What I will consider the WIDTH 16 1/4" including the two 3/4" edges, but of course that would be the LENGTH on a regular hive. Inside the two 3/4" edges is the 14 1/8 width of the well. I could not have asked for a much better size for my width; it will fit my tbh almost perfectly, and I can make the frame for top with 3/4" X 3" wood to hold up the cover instead of 2" X 4" wood as I said in the post above. 
One last thing about the post above where I said, "I haven't checked it out yet, but I might be able to change one of the ends so that it can be used as an access for candy, fondue, or plain sugar"; that will be no problem whatsoever; all I'll have to do is lift off one of the white-plastic-end covers so that the bees can just walk down the steps to get to the candy, fondue, or plain sugar. 
As you've probably surmised... I'm a happy camper right now.
BTW Those white-plastic ends are only the top and front to cover the wide tunnel that the bees come up to be able to go down the stairs to the top level of the sugar water behind and in front of the white plastic piece.

ETA Rather than making the 3" wide follow board as described above, I'm just going to use my regular follow board(s) and a 1 1/2" top bar in which I'll cut the 1/2" X 10" hole to put under the feeder's tunnel to the sugar water/white-plastic end.


----------



## Hoosier (Aug 11, 2011)

Re: Top Bar Hive Top Feeder #2 
Folks, I was made aware of a problem with this feeder by "BlueBee" on another forum.
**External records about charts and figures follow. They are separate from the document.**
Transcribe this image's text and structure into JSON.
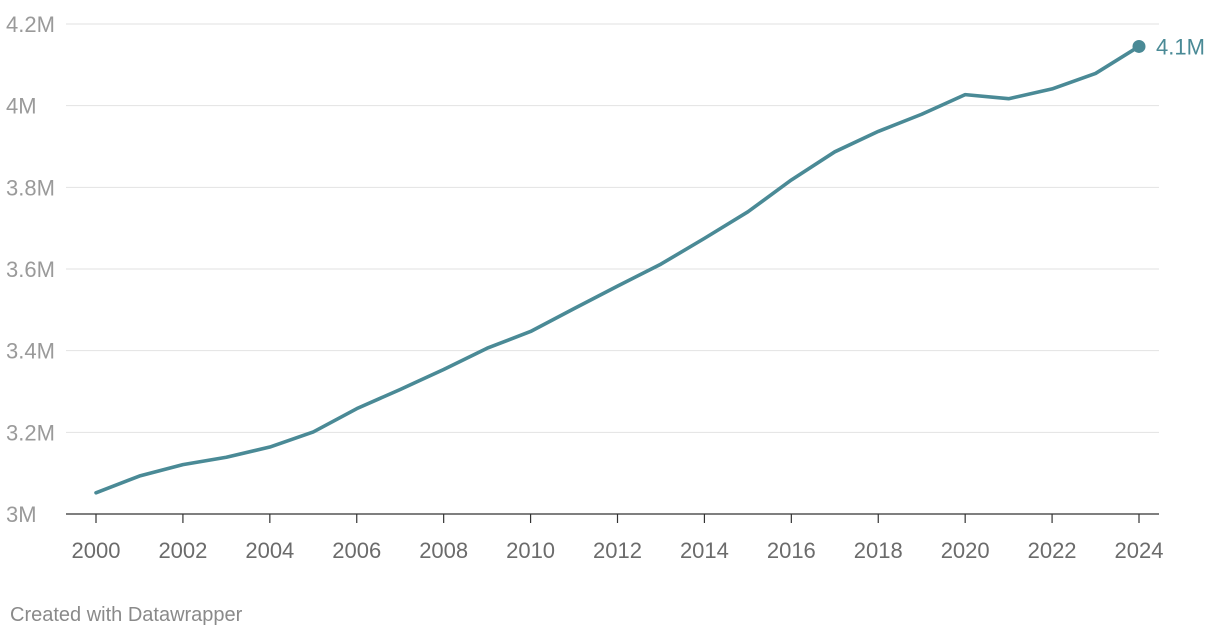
{
  "chart_data": {
    "type": "line",
    "x": [
      2000,
      2001,
      2002,
      2003,
      2004,
      2005,
      2006,
      2007,
      2008,
      2009,
      2010,
      2011,
      2012,
      2013,
      2014,
      2015,
      2016,
      2017,
      2018,
      2019,
      2020,
      2021,
      2022,
      2023,
      2024
    ],
    "series": [
      {
        "values": [
          3.052,
          3.093,
          3.121,
          3.139,
          3.164,
          3.201,
          3.258,
          3.305,
          3.354,
          3.406,
          3.447,
          3.503,
          3.558,
          3.612,
          3.675,
          3.74,
          3.818,
          3.887,
          3.937,
          3.979,
          4.027,
          4.017,
          4.041,
          4.079,
          4.145
        ],
        "color": "#4a8a96"
      }
    ],
    "ylim": [
      3.0,
      4.2
    ],
    "yticks": [
      3.0,
      3.2,
      3.4,
      3.6,
      3.8,
      4.0,
      4.2
    ],
    "ytick_labels": [
      "3M",
      "3.2M",
      "3.4M",
      "3.6M",
      "3.8M",
      "4M",
      "4.2M"
    ],
    "xticks": [
      2000,
      2002,
      2004,
      2006,
      2008,
      2010,
      2012,
      2014,
      2016,
      2018,
      2020,
      2022,
      2024
    ],
    "xtick_labels": [
      "2000",
      "2002",
      "2004",
      "2006",
      "2008",
      "2010",
      "2012",
      "2014",
      "2016",
      "2018",
      "2020",
      "2022",
      "2024"
    ],
    "end_label": "4.1M",
    "grid": true
  },
  "credit": "Created with Datawrapper"
}
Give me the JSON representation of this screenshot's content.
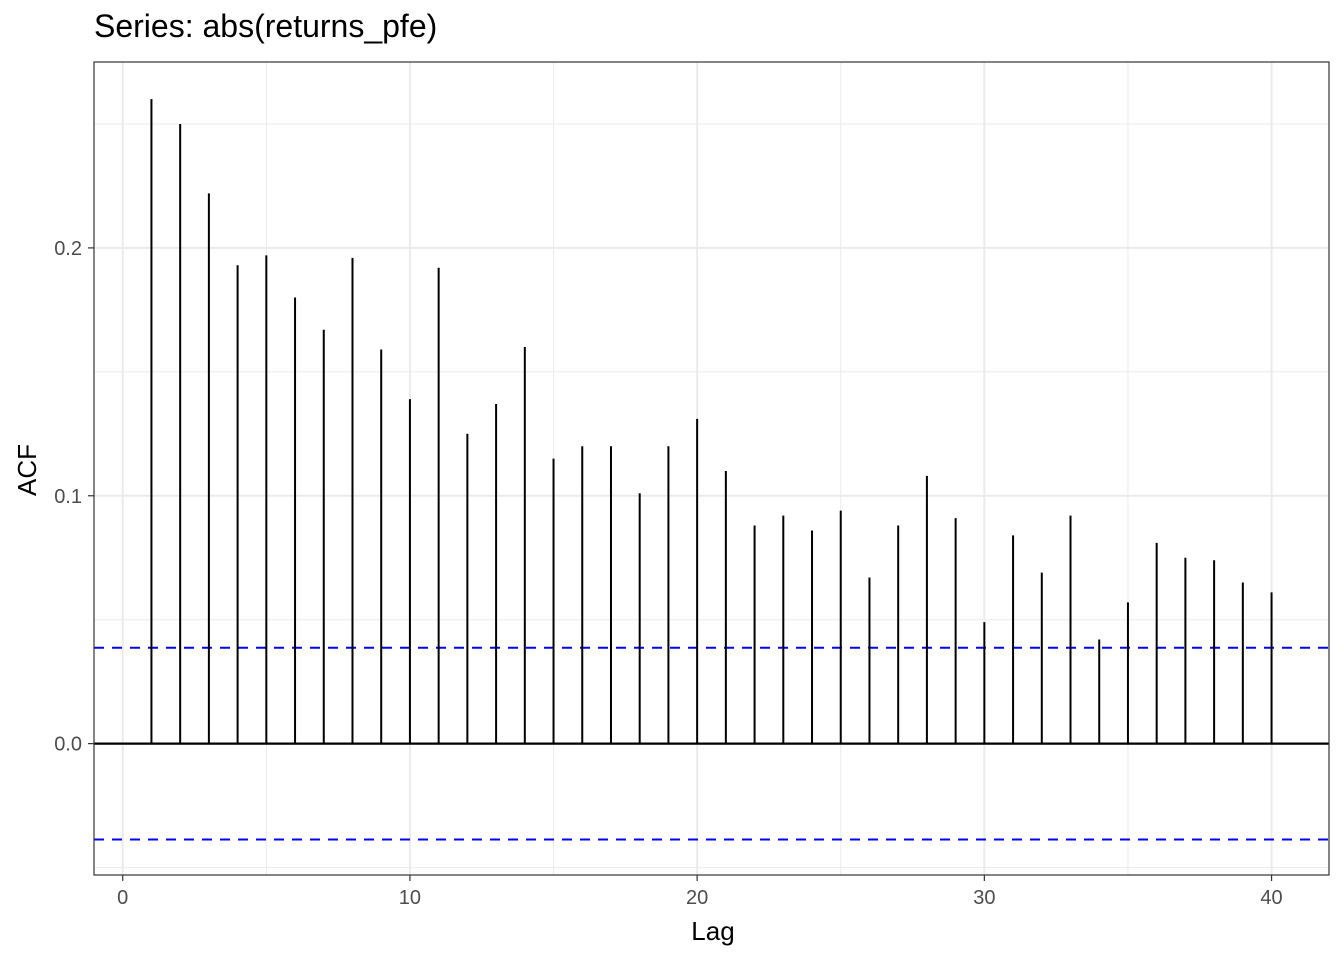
{
  "chart_data": {
    "type": "bar",
    "title": "Series: abs(returns_pfe)",
    "xlabel": "Lag",
    "ylabel": "ACF",
    "xlim": [
      -1,
      42
    ],
    "ylim": [
      -0.053,
      0.275
    ],
    "x_ticks": [
      0,
      10,
      20,
      30,
      40
    ],
    "x_tick_labels": [
      "0",
      "10",
      "20",
      "30",
      "40"
    ],
    "y_ticks": [
      0.0,
      0.1,
      0.2
    ],
    "y_tick_labels": [
      "0.0",
      "0.1",
      "0.2"
    ],
    "x_minor_ticks": [
      5,
      15,
      25,
      35
    ],
    "y_minor_ticks": [
      -0.05,
      0.05,
      0.15,
      0.25
    ],
    "grid": true,
    "confidence_bound": 0.0387,
    "colors": {
      "bars": "#000000",
      "bounds": "#0000ff",
      "grid": "#ebebeb",
      "panel_border": "#333333"
    },
    "lags": [
      1,
      2,
      3,
      4,
      5,
      6,
      7,
      8,
      9,
      10,
      11,
      12,
      13,
      14,
      15,
      16,
      17,
      18,
      19,
      20,
      21,
      22,
      23,
      24,
      25,
      26,
      27,
      28,
      29,
      30,
      31,
      32,
      33,
      34,
      35,
      36,
      37,
      38,
      39,
      40
    ],
    "values": [
      0.26,
      0.25,
      0.222,
      0.193,
      0.197,
      0.18,
      0.167,
      0.196,
      0.159,
      0.139,
      0.192,
      0.125,
      0.137,
      0.16,
      0.115,
      0.12,
      0.12,
      0.101,
      0.12,
      0.131,
      0.11,
      0.088,
      0.092,
      0.086,
      0.094,
      0.067,
      0.088,
      0.108,
      0.091,
      0.049,
      0.084,
      0.069,
      0.092,
      0.042,
      0.057,
      0.081,
      0.075,
      0.074,
      0.065,
      0.061
    ]
  }
}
It seems that the white plastic covers on the ends cannot be removed without *ruining* them if you want to check for there possibly/probably being some dead bees under them. I experimented and learned that if the long, white pens are cut down with a Dremel cutting wheel to a little less than a half inch then the cover can be removed easily by running a knife blade along the back edge. I ended up having to order two sets of two for $5 + s&h to replace three that I ruined while removing them. 
So *IF YOU'RE INTERESTED IN BUYING[/B,], don't attach the white plastic end cover when you first get them before you FIRST cut the long, white insertion pins down to a little less than half an inch long. Also, tell Brushy Mountain that THEY are not to insert the ends before when they send them.*


----------